But is Mencken right? The appeal of true scientific explanation generally does lie in its simplicity. There are obvious exceptions - the proof of the four colour theorem for example. But consider the explanation of an eclipse. That is pretty simple. The moon goes round the earth, the earth goes round the sun. The sun lights up the earth. Occasionally the moon gets in the way and casts a shadow. How simpler could it get? The theory that the eclipse is caused by a dragon crossing the sun, by contrast, requires a theory of dragons, and no theory of dragons - at least not one that gives a comprehensive treatment of them, including their metabolism, genetic structure etc - could be simple at all.
Or consider Augustine's explanation of why evil exists:
That the whole human race has been condemned in its first origin, this life itself, if life it is to be called, bears witness by the host of cruel ills with which it is filled. Is not this proved by the profound and dreadful ignorance which produces all the errors that enfold the children of Adam, and from which no man can be delivered without toil, pain, and fear?
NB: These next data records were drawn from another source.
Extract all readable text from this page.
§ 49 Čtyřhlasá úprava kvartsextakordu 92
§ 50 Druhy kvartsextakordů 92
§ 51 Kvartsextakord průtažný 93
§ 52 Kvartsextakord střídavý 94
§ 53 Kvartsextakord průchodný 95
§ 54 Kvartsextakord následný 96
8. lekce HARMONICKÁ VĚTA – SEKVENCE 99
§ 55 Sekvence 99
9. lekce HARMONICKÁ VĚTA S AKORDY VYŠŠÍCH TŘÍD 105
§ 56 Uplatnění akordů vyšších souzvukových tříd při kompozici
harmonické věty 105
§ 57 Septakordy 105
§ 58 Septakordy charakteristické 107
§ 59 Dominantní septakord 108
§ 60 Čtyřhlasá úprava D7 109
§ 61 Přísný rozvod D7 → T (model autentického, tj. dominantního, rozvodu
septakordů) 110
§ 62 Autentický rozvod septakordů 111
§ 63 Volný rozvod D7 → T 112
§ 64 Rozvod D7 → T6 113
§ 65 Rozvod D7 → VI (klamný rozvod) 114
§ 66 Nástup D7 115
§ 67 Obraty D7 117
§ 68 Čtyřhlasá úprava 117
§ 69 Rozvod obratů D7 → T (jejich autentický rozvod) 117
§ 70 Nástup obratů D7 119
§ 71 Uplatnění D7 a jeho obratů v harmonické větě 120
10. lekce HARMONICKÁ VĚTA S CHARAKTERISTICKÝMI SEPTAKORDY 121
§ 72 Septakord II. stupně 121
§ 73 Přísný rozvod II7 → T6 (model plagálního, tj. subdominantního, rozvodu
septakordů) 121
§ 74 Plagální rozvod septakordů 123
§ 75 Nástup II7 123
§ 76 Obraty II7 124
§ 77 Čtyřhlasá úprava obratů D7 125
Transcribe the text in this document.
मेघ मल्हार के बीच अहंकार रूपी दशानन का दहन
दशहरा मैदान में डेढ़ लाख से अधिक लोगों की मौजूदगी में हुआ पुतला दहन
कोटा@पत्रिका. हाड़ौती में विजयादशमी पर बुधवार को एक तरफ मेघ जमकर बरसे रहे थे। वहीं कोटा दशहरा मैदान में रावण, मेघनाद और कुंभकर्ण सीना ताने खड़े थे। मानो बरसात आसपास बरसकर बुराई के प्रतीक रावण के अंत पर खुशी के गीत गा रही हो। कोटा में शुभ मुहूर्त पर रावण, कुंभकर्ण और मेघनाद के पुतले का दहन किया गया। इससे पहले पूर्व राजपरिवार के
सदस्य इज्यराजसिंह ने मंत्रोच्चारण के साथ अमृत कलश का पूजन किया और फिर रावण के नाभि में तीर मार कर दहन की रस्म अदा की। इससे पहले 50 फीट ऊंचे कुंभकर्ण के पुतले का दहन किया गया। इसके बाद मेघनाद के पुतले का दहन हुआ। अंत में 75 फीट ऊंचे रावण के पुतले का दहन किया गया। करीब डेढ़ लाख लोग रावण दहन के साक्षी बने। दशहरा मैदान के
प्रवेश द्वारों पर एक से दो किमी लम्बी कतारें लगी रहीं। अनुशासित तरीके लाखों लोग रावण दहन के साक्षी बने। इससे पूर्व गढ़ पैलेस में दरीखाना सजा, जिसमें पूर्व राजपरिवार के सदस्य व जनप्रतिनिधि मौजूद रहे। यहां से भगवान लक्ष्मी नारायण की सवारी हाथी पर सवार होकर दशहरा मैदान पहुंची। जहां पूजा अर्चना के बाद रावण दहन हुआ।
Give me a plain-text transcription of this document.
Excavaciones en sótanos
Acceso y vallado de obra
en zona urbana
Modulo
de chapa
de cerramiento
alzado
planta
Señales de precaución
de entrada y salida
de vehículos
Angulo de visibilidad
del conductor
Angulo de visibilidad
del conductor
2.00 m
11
Is it not proved by his love of so many vain and hurtful things, which produces gnawing cares, disquiet, griefs, fears, wild joys, quarrels, lawsuits, wars, treasons, angers, hatreds, deceit, flattery, fraud, theft, robbery, perfidy, pride, ambition, envy, murders, parricides, cruelty, ferocity, wickedness, luxury, insolence, impudence, shamelessness, fornications, adulteries, incests, and the numberless uncleannesses and unnatural acts of both sexes, which it is shameful so much as to mention; sacrileges, heresies, blasphemies, perjuries, oppression of the innocent, calumnies, plots, falsehoods, false witnessings, unrighteous judgments, violent deeds, plunderings, and whatever similar wickedness has found its way into the lives of men, though it cannot find its way into the conception of pure minds? (City of God, Book 22 chapter 22)The explanation - that Adam and Eve offended God, and that these evils are a punishment - appears simple at first sight, just like the dragon explanation. But it is not, for it requires a theory of God, and also a theory of Paradise, which is problematic. Sociobiology could probably provide a simpler one (although I'm not sure it has, yet).
Superstition is not necessarily a simpler theory. So, what distinguishes superstition from science?